The following are known constraints of the current implementation. They are documented here to support informed usage and to avoid misapplication in production.

**IV is sensitive to binning strategy.** Information Value is not a fixed property of a feature — it depends on how that feature is binned. Different values of `n_bins` or `min_bin_pct` will produce different IV scores for the same feature on the same dataset. IV scores should not be compared across fits that used different binning configurations.

**The target proxy signal flag is a heuristic, not a detection mechanism.** `max_iv_for_leakage` identifies features with unusually high IV relative to a configurable threshold. A high IV score is a signal worth investigating, not a confirmation of leakage. Legitimate features can have high IV; some forms of leakage produce moderate IV. The flag is an input to human judgment, not a substitute for it.

**Categorical high-cardinality features may produce unstable bins.** Features with many distinct categories can produce bins with very low population share even after merging. For high-cardinality categoricals, consider grouping low-frequency categories before fitting or applying a separate encoding strategy outside this transformer.

**Special codes must be declared manually.** The library does not attempt to infer sentinel values from the data distribution. Any value that should be isolated must be declared explicitly in `special_codes`. Undeclared sentinel values will be treated as standard observations and will influence bin boundaries and WOE estimates accordingly.

**Binary targets only.** The current implementation is designed for binary classification tasks (0/1 target). Multi-class targets are not supported.

---

## When Not To Use This

`iv-woe-filter` is purpose-built for binary credit risk scorecards using linear or logistic models. It is not the right tool in the following situations.

**Tree-based models.** Gradient boosted trees and random forests do not require WOE encoding. These models handle non-linear relationships and mixed feature types natively. Applying WOE transformation before a tree-based model collapses information that the model would otherwise learn from the raw distribution.

**Deep learning pipelines.** Neural networks learn their own representations from raw inputs. WOE encoding reduces features to a single scalar per bin, discarding distributional detail that deep models depend on. Standard normalization or embedding approaches are more appropriate.

**Unsupervised learning.** WOE and IV are defined relative to a binary target. They have no meaningful interpretation in clustering, dimensionality reduction, or anomaly detection contexts.

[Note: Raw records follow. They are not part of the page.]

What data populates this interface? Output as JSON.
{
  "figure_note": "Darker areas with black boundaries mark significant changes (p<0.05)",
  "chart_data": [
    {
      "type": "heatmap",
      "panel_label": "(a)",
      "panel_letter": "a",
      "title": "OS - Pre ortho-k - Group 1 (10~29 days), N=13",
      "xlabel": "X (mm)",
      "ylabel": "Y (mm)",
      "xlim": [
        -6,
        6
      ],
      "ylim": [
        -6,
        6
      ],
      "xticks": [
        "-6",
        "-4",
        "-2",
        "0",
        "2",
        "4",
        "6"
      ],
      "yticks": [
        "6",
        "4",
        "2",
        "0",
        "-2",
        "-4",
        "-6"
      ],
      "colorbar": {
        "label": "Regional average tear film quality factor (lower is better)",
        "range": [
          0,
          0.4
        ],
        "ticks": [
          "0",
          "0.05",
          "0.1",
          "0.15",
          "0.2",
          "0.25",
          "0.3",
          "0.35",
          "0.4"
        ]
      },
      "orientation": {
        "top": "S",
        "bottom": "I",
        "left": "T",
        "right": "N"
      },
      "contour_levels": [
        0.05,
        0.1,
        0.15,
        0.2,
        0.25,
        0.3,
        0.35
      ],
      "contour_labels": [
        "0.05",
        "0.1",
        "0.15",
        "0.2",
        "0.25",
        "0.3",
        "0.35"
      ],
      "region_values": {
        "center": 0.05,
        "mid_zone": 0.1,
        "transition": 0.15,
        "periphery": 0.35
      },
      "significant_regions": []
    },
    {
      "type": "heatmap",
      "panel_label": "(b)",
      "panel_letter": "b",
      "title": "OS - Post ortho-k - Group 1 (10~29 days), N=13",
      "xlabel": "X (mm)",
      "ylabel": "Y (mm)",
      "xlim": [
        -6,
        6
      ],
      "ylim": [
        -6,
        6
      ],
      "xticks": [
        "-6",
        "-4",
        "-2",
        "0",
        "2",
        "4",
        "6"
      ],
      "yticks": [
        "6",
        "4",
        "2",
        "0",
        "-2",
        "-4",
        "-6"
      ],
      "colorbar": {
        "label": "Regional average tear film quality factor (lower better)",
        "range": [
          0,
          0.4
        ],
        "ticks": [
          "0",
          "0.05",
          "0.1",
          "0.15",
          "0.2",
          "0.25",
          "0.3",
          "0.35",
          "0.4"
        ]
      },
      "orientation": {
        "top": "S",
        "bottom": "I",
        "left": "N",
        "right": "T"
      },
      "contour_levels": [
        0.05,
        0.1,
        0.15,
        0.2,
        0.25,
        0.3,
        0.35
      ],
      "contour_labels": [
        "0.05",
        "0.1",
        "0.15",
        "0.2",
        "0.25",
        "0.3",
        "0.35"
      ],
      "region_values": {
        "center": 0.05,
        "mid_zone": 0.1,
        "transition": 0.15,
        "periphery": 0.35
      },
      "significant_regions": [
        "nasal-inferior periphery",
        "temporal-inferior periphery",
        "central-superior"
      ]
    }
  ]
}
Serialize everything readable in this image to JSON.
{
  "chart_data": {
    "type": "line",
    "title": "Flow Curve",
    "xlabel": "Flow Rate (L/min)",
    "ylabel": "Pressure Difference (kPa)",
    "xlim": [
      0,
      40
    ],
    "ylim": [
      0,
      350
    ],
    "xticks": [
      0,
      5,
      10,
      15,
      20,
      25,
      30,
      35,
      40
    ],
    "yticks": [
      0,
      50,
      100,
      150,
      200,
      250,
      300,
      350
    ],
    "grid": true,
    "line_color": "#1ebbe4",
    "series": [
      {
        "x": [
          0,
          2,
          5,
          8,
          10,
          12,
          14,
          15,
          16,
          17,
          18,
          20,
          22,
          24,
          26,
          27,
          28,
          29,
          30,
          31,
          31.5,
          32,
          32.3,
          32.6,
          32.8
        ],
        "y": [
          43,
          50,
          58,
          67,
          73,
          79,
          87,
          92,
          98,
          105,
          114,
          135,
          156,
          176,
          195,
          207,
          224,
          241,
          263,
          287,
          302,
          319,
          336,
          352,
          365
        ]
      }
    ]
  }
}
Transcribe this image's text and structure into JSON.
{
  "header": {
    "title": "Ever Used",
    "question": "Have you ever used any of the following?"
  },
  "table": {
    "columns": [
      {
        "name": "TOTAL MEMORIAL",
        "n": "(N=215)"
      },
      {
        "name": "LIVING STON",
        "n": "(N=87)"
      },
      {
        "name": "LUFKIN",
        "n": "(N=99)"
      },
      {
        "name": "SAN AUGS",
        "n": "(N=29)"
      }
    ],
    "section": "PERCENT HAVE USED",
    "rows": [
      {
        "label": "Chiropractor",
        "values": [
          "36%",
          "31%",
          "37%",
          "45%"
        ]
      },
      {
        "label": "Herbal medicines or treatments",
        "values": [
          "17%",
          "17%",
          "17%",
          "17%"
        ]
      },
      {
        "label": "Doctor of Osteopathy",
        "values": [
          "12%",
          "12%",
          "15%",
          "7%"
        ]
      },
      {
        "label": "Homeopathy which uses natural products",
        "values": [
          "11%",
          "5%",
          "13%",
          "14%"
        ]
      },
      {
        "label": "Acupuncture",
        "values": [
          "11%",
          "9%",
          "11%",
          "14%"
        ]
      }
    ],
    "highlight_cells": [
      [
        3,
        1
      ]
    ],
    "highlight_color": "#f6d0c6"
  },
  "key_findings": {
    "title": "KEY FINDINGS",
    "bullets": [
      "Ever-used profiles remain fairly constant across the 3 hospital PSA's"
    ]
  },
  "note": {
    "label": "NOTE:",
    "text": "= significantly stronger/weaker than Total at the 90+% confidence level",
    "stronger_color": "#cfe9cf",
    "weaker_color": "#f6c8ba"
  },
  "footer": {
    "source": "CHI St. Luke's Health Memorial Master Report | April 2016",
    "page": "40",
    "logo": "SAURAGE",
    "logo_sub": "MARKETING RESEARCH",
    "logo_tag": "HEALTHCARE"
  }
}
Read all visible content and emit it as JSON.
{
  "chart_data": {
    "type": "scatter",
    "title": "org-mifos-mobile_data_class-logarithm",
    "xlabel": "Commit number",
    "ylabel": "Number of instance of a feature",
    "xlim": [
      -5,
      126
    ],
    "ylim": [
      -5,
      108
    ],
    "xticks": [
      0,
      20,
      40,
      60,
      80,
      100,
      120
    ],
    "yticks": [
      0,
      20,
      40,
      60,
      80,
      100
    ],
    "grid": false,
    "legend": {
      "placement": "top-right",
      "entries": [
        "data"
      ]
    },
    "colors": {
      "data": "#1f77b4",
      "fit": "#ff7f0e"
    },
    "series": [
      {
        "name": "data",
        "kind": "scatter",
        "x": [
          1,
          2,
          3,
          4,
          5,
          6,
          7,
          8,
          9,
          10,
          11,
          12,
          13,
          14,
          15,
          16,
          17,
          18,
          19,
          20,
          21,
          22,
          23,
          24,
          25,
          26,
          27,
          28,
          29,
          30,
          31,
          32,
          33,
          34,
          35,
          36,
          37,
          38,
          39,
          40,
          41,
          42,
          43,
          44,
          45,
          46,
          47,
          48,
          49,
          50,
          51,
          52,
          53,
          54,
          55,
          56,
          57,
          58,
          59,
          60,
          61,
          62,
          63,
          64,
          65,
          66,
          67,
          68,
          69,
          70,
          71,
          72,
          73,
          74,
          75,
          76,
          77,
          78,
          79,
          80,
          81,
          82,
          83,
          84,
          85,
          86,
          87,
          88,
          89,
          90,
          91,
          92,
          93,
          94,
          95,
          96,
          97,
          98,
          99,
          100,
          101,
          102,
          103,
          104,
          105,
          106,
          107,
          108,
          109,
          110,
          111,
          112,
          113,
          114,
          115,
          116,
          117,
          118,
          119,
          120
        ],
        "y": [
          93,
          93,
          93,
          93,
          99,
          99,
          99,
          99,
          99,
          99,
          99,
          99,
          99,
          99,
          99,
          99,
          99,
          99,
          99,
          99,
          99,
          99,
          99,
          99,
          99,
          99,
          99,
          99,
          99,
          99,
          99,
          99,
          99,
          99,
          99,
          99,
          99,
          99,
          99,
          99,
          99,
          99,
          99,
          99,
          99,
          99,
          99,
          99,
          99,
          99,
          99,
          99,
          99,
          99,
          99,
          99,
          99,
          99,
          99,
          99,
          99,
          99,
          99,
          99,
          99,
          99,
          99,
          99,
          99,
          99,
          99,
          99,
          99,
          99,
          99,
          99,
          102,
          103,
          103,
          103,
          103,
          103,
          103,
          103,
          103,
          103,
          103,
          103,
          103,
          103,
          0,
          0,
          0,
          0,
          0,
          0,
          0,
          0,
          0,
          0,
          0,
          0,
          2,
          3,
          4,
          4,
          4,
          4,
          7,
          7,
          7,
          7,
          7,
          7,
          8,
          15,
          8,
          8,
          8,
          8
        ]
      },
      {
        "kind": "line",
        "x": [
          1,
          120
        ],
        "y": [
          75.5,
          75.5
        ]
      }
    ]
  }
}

**High-cardinality free-text or embedding features.** Features that are inherently continuous at high resolution — raw embeddings, image features, unstructured text representations — are not suited to quantile binning. Apply appropriate feature extraction before using this transformer.

---

## Development and Testing

### Set Up

```bash
git clone https://github.com/dilshodazamjonov/iv-woe-filter.git
cd iv-woe-filter
uv sync --all-extras
```

### Run Tests

```bash
# Full test suite
uv run pytest

# With coverage report
uv run pytest --cov=src/iv_woe_filter --cov-report=term-missing

# Verbose output for a single module
uv run pytest tests/test_iv_woe_filter.py -v
```

### CI

Pull requests are validated automatically via GitHub Actions. Configuration is at `.github/workflows/ci.yaml`.

### Project Layout

```
iv-woe-filter/
    src/
        iv_woe_filter/
            __init__.py
            iv_woe_filter.py     # IVWOEFilter transformer
            binning.py           # Quantile and categorical binning logic
            woe.py               # Vectorized WOE / IV computation and monotonicity checks 
    tests/
        test_iv_woe_filter.py
    pyproject.toml
    uv.lock
    .python-version
    LICENSE
    .github/
        workflows/
            ci.yaml
```

---

## License

Released under the [MIT License](LICENSE).